Neurodegeneration Biomarkers to Predict Residual Daytime Sleepiness in Obstructive Sleep Apnea Patients

Residual excessive daytime sleepiness (EDS) affects up to 55% of patients with Obstructive Sleep Apnea Syndrome (OSAS) despite effective ventilatory treatment, posing a significant clinical challenge. Current wakefulness-promoting drugs show promise, but identifying patients who will benefit remains difficult. Previous research links OSAS to increased cerebral amyloid beta deposits, suggesting it's a risk factor for cognitive impairment and Alzheimer's disease. There's a critical need for biological markers to predict which OSAS phenotypes are associated with persistent EDS and/or cognitive decline, guiding personalized treatment strategies.
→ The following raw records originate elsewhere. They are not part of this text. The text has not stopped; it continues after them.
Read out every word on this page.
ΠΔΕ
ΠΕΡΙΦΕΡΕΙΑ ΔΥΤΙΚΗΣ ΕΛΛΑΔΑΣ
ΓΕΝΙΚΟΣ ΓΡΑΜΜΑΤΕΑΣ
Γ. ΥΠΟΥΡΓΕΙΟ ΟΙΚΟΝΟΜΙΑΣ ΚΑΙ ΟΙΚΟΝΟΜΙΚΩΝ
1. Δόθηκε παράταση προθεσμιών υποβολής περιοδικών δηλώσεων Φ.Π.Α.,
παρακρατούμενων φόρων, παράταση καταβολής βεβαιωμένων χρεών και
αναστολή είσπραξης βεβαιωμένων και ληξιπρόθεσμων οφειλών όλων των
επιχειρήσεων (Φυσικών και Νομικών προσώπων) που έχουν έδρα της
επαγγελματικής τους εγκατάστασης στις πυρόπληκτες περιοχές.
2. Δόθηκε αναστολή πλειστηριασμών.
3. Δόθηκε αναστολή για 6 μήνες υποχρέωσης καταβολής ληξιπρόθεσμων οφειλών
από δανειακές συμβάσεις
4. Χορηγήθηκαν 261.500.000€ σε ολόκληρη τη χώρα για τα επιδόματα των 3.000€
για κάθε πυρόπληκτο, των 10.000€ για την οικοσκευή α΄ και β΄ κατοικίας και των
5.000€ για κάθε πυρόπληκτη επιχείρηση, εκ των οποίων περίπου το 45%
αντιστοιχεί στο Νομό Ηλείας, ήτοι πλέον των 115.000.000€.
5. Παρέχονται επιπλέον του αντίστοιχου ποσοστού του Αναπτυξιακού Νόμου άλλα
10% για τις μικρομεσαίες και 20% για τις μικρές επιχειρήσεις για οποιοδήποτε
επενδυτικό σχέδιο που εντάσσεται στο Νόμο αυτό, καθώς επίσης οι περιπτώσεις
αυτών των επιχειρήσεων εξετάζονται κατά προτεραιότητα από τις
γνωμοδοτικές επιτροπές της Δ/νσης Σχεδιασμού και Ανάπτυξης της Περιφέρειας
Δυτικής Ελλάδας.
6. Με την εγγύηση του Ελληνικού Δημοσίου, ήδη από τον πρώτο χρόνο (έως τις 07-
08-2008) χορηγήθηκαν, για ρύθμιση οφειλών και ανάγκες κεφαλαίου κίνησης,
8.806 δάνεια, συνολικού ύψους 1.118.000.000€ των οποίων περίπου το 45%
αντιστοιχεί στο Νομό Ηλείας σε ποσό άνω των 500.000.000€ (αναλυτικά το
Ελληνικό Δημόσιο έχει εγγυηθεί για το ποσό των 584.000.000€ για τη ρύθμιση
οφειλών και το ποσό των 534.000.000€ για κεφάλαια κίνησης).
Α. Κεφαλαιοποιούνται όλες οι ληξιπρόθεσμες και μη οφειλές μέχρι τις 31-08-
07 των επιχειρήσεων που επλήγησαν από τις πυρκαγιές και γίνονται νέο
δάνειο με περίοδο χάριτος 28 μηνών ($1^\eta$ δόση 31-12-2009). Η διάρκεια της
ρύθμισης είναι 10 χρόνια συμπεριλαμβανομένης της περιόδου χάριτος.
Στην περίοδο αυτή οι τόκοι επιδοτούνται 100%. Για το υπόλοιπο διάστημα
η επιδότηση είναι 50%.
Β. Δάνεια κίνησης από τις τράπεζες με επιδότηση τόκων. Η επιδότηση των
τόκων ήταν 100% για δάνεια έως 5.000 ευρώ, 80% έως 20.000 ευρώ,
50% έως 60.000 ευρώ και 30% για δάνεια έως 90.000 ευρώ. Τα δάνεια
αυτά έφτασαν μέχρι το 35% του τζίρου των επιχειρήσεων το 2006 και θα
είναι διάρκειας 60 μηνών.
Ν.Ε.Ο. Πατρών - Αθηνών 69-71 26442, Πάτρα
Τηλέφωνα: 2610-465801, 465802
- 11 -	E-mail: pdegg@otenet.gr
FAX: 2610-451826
This multicenter study, with an estimated enrollment of 65 patients, aims to evaluate the role of specific neurodegeneration biomarkers in characterizing disease severity and treatment response in OSAS patients with residual EDS. Researchers plan to assay light chain neurofilaments (NFL), amyloid isoforms 40 (Ab40) and 42 (Ab42), orexin A (OXA), and histamine (HA). These biomarkers will be measured in human serum, leveraging recently developed assay kits. The study will assess how these markers correlate with clinical phenotypes of OSAS and their association with residual excessive daytime sleepiness and/or cognitive impairment before and after ventilotherapy.